The finished professional pictures of the house were up - and they were beautiful.


Lisa reused much of the furniture she had in her old home, and they look just as wonderful here as they did there. Proof that you can never go wrong buying what you love, or a neutral palette! All in all, it's a gorgeous renovation - truly inspiring. For more of her work, check out her website here, and her instagram here.


  1. This is fascinating, to see the before/after of the house and also to see how well the furniture works in the new setting.
    The mirrors and chandeliers are gorgeous.
    I am doing some face-palms because our house is surrounded by a wall, and we planted fruit trees along the back side. Should have espaliered them! That is just so French. Argh. Also the topiary boxwoods, which I did have but which got wiped out by a pest that ran through the region. Those will be replaced as soon as we get the all clear. No sense feeding the pests.

  2. Artie, this is fabulous and very much like Bruce Gregga had done in Montecito, which he sold to John Saladino I believe-
    This look is HUGE is Atlanta as well. We don't have as many French influenced houses here in Naples as I would prefer, but are starting to see more as an option to the modern white boxes and the transitional designs dictated by FEMA regulations.

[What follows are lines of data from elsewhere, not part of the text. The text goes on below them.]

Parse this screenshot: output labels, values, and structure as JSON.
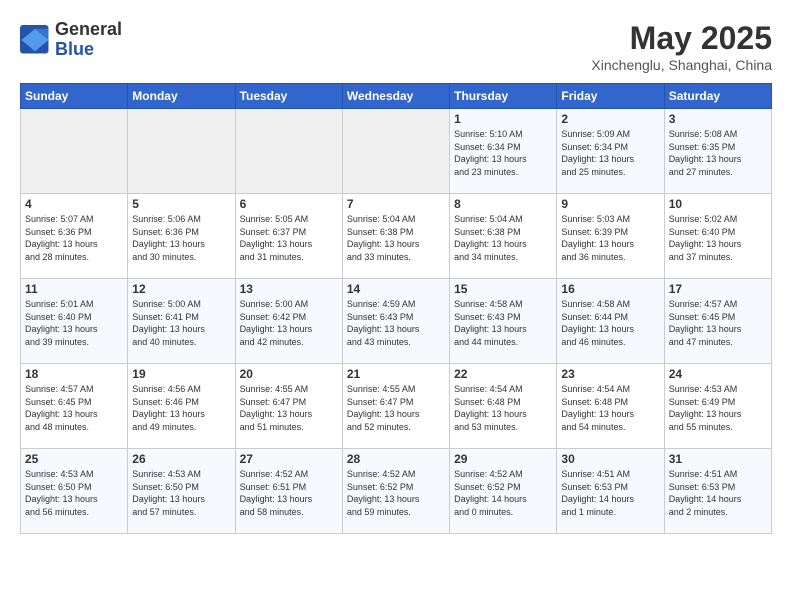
{
  "header": {
    "logo_general": "General",
    "logo_blue": "Blue",
    "month_year": "May 2025",
    "location": "Xinchenglu, Shanghai, China"
  },
  "days_of_week": [
    "Sunday",
    "Monday",
    "Tuesday",
    "Wednesday",
    "Thursday",
    "Friday",
    "Saturday"
  ],
  "weeks": [
    [
      {
        "day": "",
        "info": ""
      },
      {
        "day": "",
        "info": ""
      },
      {
        "day": "",
        "info": ""
      },
      {
        "day": "",
        "info": ""
      },
      {
        "day": "1",
        "info": "Sunrise: 5:10 AM\nSunset: 6:34 PM\nDaylight: 13 hours\nand 23 minutes."
      },
      {
        "day": "2",
        "info": "Sunrise: 5:09 AM\nSunset: 6:34 PM\nDaylight: 13 hours\nand 25 minutes."
      },
      {
        "day": "3",
        "info": "Sunrise: 5:08 AM\nSunset: 6:35 PM\nDaylight: 13 hours\nand 27 minutes."
      }
    ],
    [
      {
        "day": "4",
        "info": "Sunrise: 5:07 AM\nSunset: 6:36 PM\nDaylight: 13 hours\nand 28 minutes."
      },
      {
        "day": "5",
        "info": "Sunrise: 5:06 AM\nSunset: 6:36 PM\nDaylight: 13 hours\nand 30 minutes."
      },
      {
        "day": "6",
        "info": "Sunrise: 5:05 AM\nSunset: 6:37 PM\nDaylight: 13 hours\nand 31 minutes."
      },
      {
        "day": "7",
        "info": "Sunrise: 5:04 AM\nSunset: 6:38 PM\nDaylight: 13 hours\nand 33 minutes."
      },
      {
        "day": "8",
        "info": "Sunrise: 5:04 AM\nSunset: 6:38 PM\nDaylight: 13 hours\nand 34 minutes."
      },
      {
        "day": "9",
        "info": "Sunrise: 5:03 AM\nSunset: 6:39 PM\nDaylight: 13 hours\nand 36 minutes."
      },
      {
        "day": "10",
        "info": "Sunrise: 5:02 AM\nSunset: 6:40 PM\nDaylight: 13 hours\nand 37 minutes."
      }
    ],
    [
      {
        "day": "11",
        "info": "Sunrise: 5:01 AM\nSunset: 6:40 PM\nDaylight: 13 hours\nand 39 minutes."
      },
      {
        "day": "12",
        "info": "Sunrise: 5:00 AM\nSunset: 6:41 PM\nDaylight: 13 hours\nand 40 minutes."
      },
      {
        "day": "13",
        "info": "Sunrise: 5:00 AM\nSunset: 6:42 PM\nDaylight: 13 hours\nand 42 minutes."
      },
      {
        "day": "14",
        "info": "Sunrise: 4:59 AM\nSunset: 6:43 PM\nDaylight: 13 hours\nand 43 minutes."
      },
      {
        "day": "15",
        "info": "Sunrise: 4:58 AM\nSunset: 6:43 PM\nDaylight: 13 hours\nand 44 minutes."
      },
      {
        "day": "16",
        "info": "Sunrise: 4:58 AM\nSunset: 6:44 PM\nDaylight: 13 hours\nand 46 minutes."
      },
      {
        "day": "17",
        "info": "Sunrise: 4:57 AM\nSunset: 6:45 PM\nDaylight: 13 hours\nand 47 minutes."
      }
    ],
    [
      {
        "day": "18",
        "info": "Sunrise: 4:57 AM\nSunset: 6:45 PM\nDaylight: 13 hours\nand 48 minutes."
      },
      {
        "day": "19",
        "info": "Sunrise: 4:56 AM\nSunset: 6:46 PM\nDaylight: 13 hours\nand 49 minutes."
      },
      {
        "day": "20",
        "info": "Sunrise: 4:55 AM\nSunset: 6:47 PM\nDaylight: 13 hours\nand 51 minutes."
      },
      {
        "day": "21",
        "info": "Sunrise: 4:55 AM\nSunset: 6:47 PM\nDaylight: 13 hours\nand 52 minutes."
      },
      {
        "day": "22",
        "info": "Sunrise: 4:54 AM\nSunset: 6:48 PM\nDaylight: 13 hours\nand 53 minutes."
      },
      {
        "day": "23",
        "info": "Sunrise: 4:54 AM\nSunset: 6:48 PM\nDaylight: 13 hours\nand 54 minutes."
      },
      {
        "day": "24",
        "info": "Sunrise: 4:53 AM\nSunset: 6:49 PM\nDaylight: 13 hours\nand 55 minutes."
      }
    ],
    [
      {
        "day": "25",
        "info": "Sunrise: 4:53 AM\nSunset: 6:50 PM\nDaylight: 13 hours\nand 56 minutes."
      },
      {
        "day": "26",
        "info": "Sunrise: 4:53 AM\nSunset: 6:50 PM\nDaylight: 13 hours\nand 57 minutes."
      },
      {
        "day": "27",
        "info": "Sunrise: 4:52 AM\nSunset: 6:51 PM\nDaylight: 13 hours\nand 58 minutes."
      },
      {
        "day": "28",
        "info": "Sunrise: 4:52 AM\nSunset: 6:52 PM\nDaylight: 13 hours\nand 59 minutes."
      },
      {
        "day": "29",
        "info": "Sunrise: 4:52 AM\nSunset: 6:52 PM\nDaylight: 14 hours\nand 0 minutes."
      },
      {
        "day": "30",
        "info": "Sunrise: 4:51 AM\nSunset: 6:53 PM\nDaylight: 14 hours\nand 1 minute."
      },
      {
        "day": "31",
        "info": "Sunrise: 4:51 AM\nSunset: 6:53 PM\nDaylight: 14 hours\nand 2 minutes."
      }
    ]
  ]
}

  3. I recall the 1999 publication, it was my introduction to LLR. I was feeling uncertain about the cream, white, grey French pallet. I adored her style; the plate arrangement in the dining room, the oval repeated in the chair backs, her lighting choices featuring strings of crystal beads. I thought her style was beautiful while feeling natural, rather than purposefully carried out. The renovation of the garden home is amazing, love the metal windows. Thank you for posting this, great story.